There’s every reason to feel political anxiety. We have so many problems to solve. But we’ve become fractured, and we feel powerless. When I get to feeling that way, I write. I try to make a difference with words. I’ve recently finished a dramatic script, Peep Show. It’s dystopian—a story about politics in this country having taken some frightening turns. I chose that title, that metaphor, to rattle ideological cages. Not just the Left, not just the Right, but across the spectrum.
The play wants us to keep tabs on what the politicians we’ve elected are up to. It invites us to think about—no, to experience—our shared humanity and to work, when and how we can, for the common good. It’s difficult to get a play produced. So it may be that no one will ever see Peep Show on a stage. But that’s neither here nor there. I will never regret writing it. Working long and hard on that script, knowing it didn’t defeat me, has kept me from sliding into hopelessness. It’s more than a script. It’s my voice, my spirit declaring itself.
Among all the hateful “liberals” and “conservatives” that we like to label and pin the world’s troubles on, there’s a woman who sat next to us in high school chemistry. Maybe she was wearing a little blue dress. There’s a dad who coaches softball, a pre-med student who serves us coffee every morning on our way to work, the ceaselessly friendly guy at the info desk at the senior citizens center.
They deserve better than labels, better than our rancor and thoughtlessness.
Bravo!!
I love everything about this piece, Donna. And yes, they deserve better. We all do.

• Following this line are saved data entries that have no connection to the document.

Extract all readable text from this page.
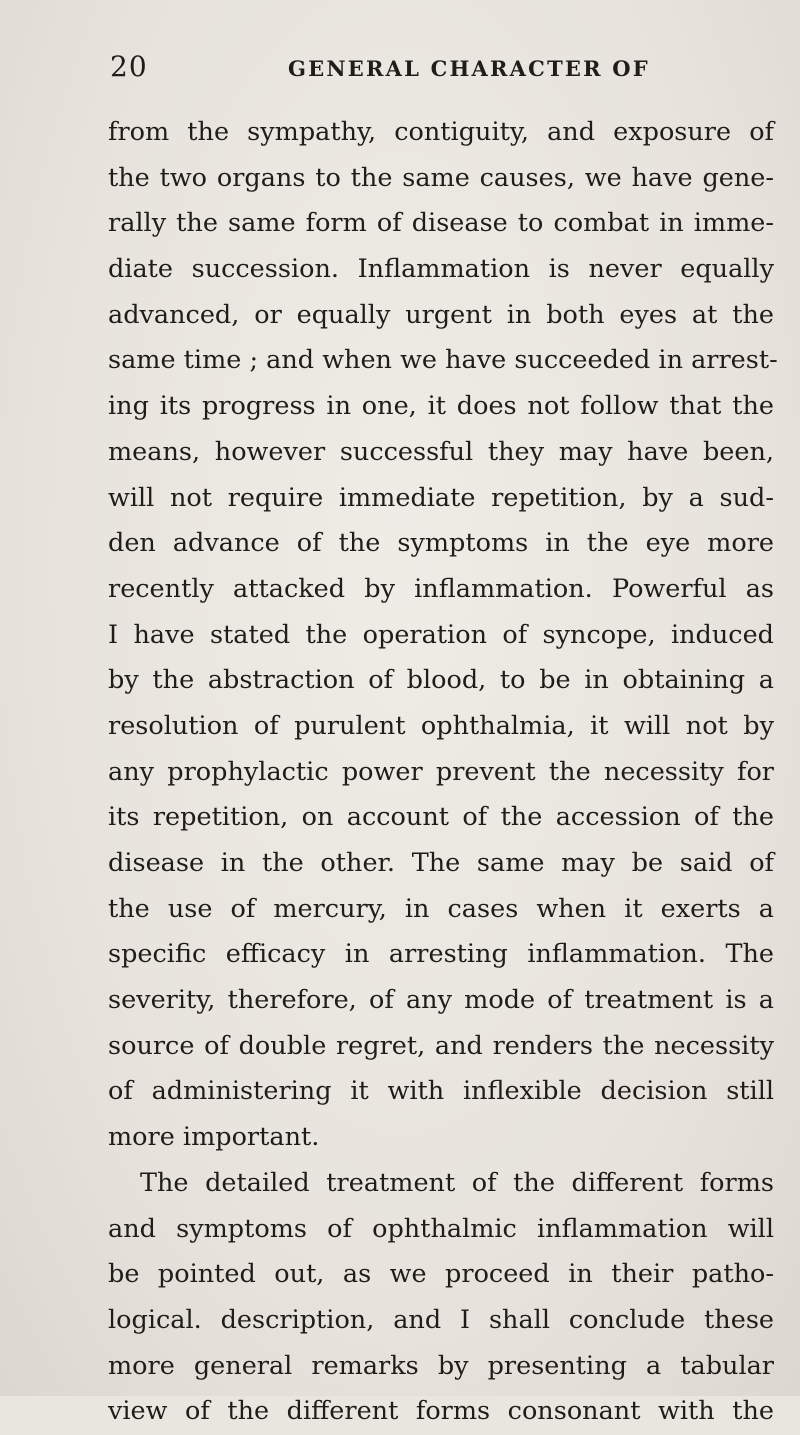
20	GENERAL CHARACTER OF
from the sympathy, contiguity, and exposure of
the two organs to the same causes, we have gene-
rally the same form of disease to combat in imme-
diate succession. Inflammation is never equally
advanced, or equally urgent in both eyes at the
same time ; and when we have succeeded in arrest-
ing its progress in one, it does not follow that the
means, however successful they may have been,
will not require immediate repetition, by a sud-
den advance of the symptoms in the eye more
recently attacked by inflammation. Powerful as
I have stated the operation of syncope, induced
by the abstraction of blood, to be in obtaining a
resolution of purulent ophthalmia, it will not by
any prophylactic power prevent the necessity for
its repetition, on account of the accession of the
disease in the other. The same may be said of
the use of mercury, in cases when it exerts a
specific efficacy in arresting inflammation. The
severity, therefore, of any mode of treatment is a
source of double regret, and renders the necessity
of administering it with inflexible decision still
more important.
The detailed treatment of the different forms
and symptoms of ophthalmic inflammation will
be pointed out, as we proceed in their patho-
logical. description, and I shall conclude these
more general remarks by presenting a tabular
view of the different forms consonant with the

Thank you, Deborah! Simply moving words around is soothing to me.
Loved it — your comments reflect the same insecurities that many of us feel in similar situations.
Thanks, Sue. No better way, I think, to alleviate anxiety than to meet it head on.

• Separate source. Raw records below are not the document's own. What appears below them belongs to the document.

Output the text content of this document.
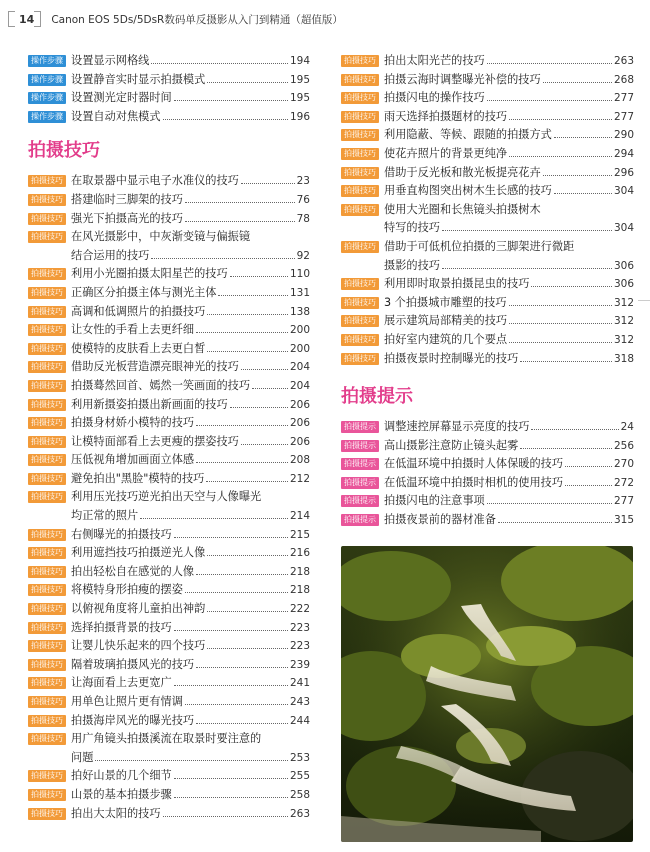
14 Canon EOS 5Ds/5DsR数码单反摄影从入门到精通（超值版）
操作步骤 设置显示网格线	194
操作步骤 设置静音实时显示拍摄模式	195
操作步骤 设置测光定时器时间	195
操作步骤 设置自动对焦模式	196
拍摄技巧
拍摄技巧 在取景器中显示电子水准仪的技巧	23
拍摄技巧 搭建临时三脚架的技巧	76
拍摄技巧 强光下拍摄高光的技巧	78
拍摄技巧 在风光摄影中，中灰渐变镜与偏振镜
结合运用的技巧	92
拍摄技巧 利用小光圈拍摄太阳星芒的技巧	110
拍摄技巧 正确区分拍摄主体与测光主体	131
拍摄技巧 高调和低调照片的拍摄技巧	138
拍摄技巧 让女性的手看上去更纤细	200
拍摄技巧 使模特的皮肤看上去更白皙	200
拍摄技巧 借助反光板营造漂亮眼神光的技巧	204
拍摄技巧 拍摄蓦然回首、嫣然一笑画面的技巧	204
拍摄技巧 利用新摄姿拍摄出新画面的技巧	206
拍摄技巧 拍摄身材娇小模特的技巧	206
拍摄技巧 让模特面部看上去更瘦的摆姿技巧	206
拍摄技巧 压低视角增加画面立体感	208
拍摄技巧 避免拍出"黑脸"模特的技巧	212
拍摄技巧 利用压光技巧逆光拍出天空与人像曝光
均正常的照片	214
拍摄技巧 右侧曝光的拍摄技巧	215
拍摄技巧 利用遮挡技巧拍摄逆光人像	216
拍摄技巧 拍出轻松自在感觉的人像	218
拍摄技巧 将模特身形拍瘦的摆姿	218
拍摄技巧 以俯视角度将儿童拍出神韵	222
拍摄技巧 选择拍摄背景的技巧	223
拍摄技巧 让婴儿快乐起来的四个技巧	223
拍摄技巧 隔着玻璃拍摄风光的技巧	239
拍摄技巧 让海面看上去更宽广	241
拍摄技巧 用单色让照片更有情调	243
拍摄技巧 拍摄海岸风光的曝光技巧	244
拍摄技巧 用广角镜头拍摄溪流在取景时要注意的
问题	253
拍摄技巧 拍好山景的几个细节	255
拍摄技巧 山景的基本拍摄步骤	258
拍摄技巧 拍出大太阳的技巧	263
拍摄技巧 拍出太阳光芒的技巧	263
拍摄技巧 拍摄云海时调整曝光补偿的技巧	268
拍摄技巧 拍摄闪电的操作技巧	277
拍摄技巧 雨天选择拍摄题材的技巧	277
拍摄技巧 利用隐蔽、等候、跟随的拍摄方式	290
拍摄技巧 使花卉照片的背景更纯净	294
拍摄技巧 借助于反光板和散光板提亮花卉	296
拍摄技巧 用垂直构图突出树木生长感的技巧	304
拍摄技巧 使用大光圈和长焦镜头拍摄树木
特写的技巧	304
拍摄技巧 借助于可低机位拍摄的三脚架进行微距
摄影的技巧	306
拍摄技巧 利用即时取景拍摄昆虫的技巧	306
拍摄技巧 3 个拍摄城市雕塑的技巧	312
拍摄技巧 展示建筑局部精美的技巧	312
拍摄技巧 拍好室内建筑的几个要点	312
拍摄技巧 拍摄夜景时控制曝光的技巧	318
拍摄提示
拍摄提示 调整速控屏幕显示亮度的技巧	24
拍摄提示 高山摄影注意防止镜头起雾	256
拍摄提示 在低温环境中拍摄时人体保暖的技巧	270
拍摄提示 在低温环境中拍摄时相机的使用技巧	272
拍摄提示 拍摄闪电的注意事项	277
拍摄提示 拍摄夜景前的器材准备	315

Spot on! And eloquently expressed.
Thank you, Mary! It’s hard not to feel fraught, given the pressures we all navigate every day. I choose to see the humor. It’s always there, alongside the difficult stuff.
Enjoyed this story and reminded me of a clothing mishap years ago in Colorado. Just before I got out of the car at the grocery store, I spotted some thread on my exercise pants. I just yanked it off my pants and went into the store. While getting some veggies and fruit in the produce section, a woman came quite close behind me and said, “I just thought you’d want to know that your panties are fully showing”. I had on black exercise pants, but my panties were bright white. Of course!

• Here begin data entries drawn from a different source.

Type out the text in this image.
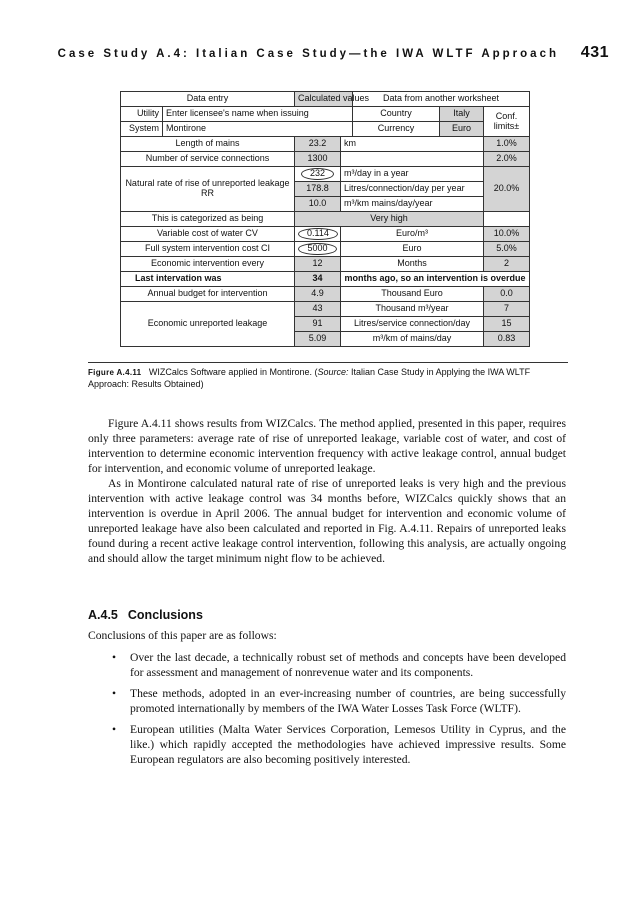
Case Study A.4: Italian Case Study—the IWA WLTF Approach 431
Data entry		Calculated values		Data from another worksheet		
Utility	Enter licensee's name when issuing			Country	Italy	Conf. limits±
System	Montirone			Currency	Euro	
Length of mains		23.2	km			1.0%
Number of service connections		1300				2.0%
Natural rate of rise of unreported leakage RR		232	m³/day in a year			20.0%
		178.8	Litres/connection/day per year			
		10.0	m³/km mains/day/year			
This is categorized as being		Very high				
Variable cost of water CV		0.114	Euro/m³			10.0%
Full system intervention cost CI		5000	Euro			5.0%
Economic intervention every		12	Months			2
Last intervation was		34	months ago, so an intervention is overdue			
Annual budget for intervention		4.9	Thousand Euro			0.0
Economic unreported leakage		43	Thousand m³/year			7
		91	Litres/service connection/day			15
		5.09	m³/km of mains/day			0.83
Figure A.4.11 WIZCalcs Software applied in Montirone. (Source: Italian Case Study in Applying the IWA WLTF Approach: Results Obtained)

Figure A.4.11 shows results from WIZCalcs. The method applied, presented in this paper, requires only three parameters: average rate of rise of unreported leakage, variable cost of water, and cost of intervention to determine economic intervention frequency with active leakage control, annual budget for intervention, and economic volume of unreported leakage.

As in Montirone calculated natural rate of rise of unreported leaks is very high and the previous intervention with active leakage control was 34 months before, WIZCalcs quickly shows that an intervention is overdue in April 2006. The annual budget for intervention and economic volume of unreported leakage have also been calculated and reported in Fig. A.4.11. Repairs of unreported leaks found during a recent active leakage control intervention, following this analysis, are actually ongoing and should allow the target minimum night flow to be achieved.

A.4.5 Conclusions
Conclusions of this paper are as follows:
• Over the last decade, a technically robust set of methods and concepts have been developed for assessment and management of nonrevenue water and its components.
• These methods, adopted in an ever-increasing number of countries, are being successfully promoted internationally by members of the IWA Water Losses Task Force (WLTF).
• European utilities (Malta Water Services Corporation, Lemesos Utility in Cyprus, and the like.) which rapidly accepted the methodologies have achieved impressive results. Some European regulators are also becoming positively interested.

Lord, I had pulled the whole seam out when I had pulled that thread! I told the woman what car I had parked in the parking lot and she went to my car to retrieve a jacket that I could tie around my waist. Now picture me standing in the produce aisle with me backed up to a display of fruit. Anxious? Yes.
Funny? Hilarious as I thought of the people who had given me the odd look. The woman returned with my jacket and saved me from further embarrassment. I still get the giggles thinking about it.
I love your story, Teresa! Almost everyone I know has something similar that’s happened. It’s not only women, either. My dad was a hoot. He went to Steiger’s once with his work pants split up the back–he didn’t care. He was in the middle of a project and wasn’t going to lose time over nonsense.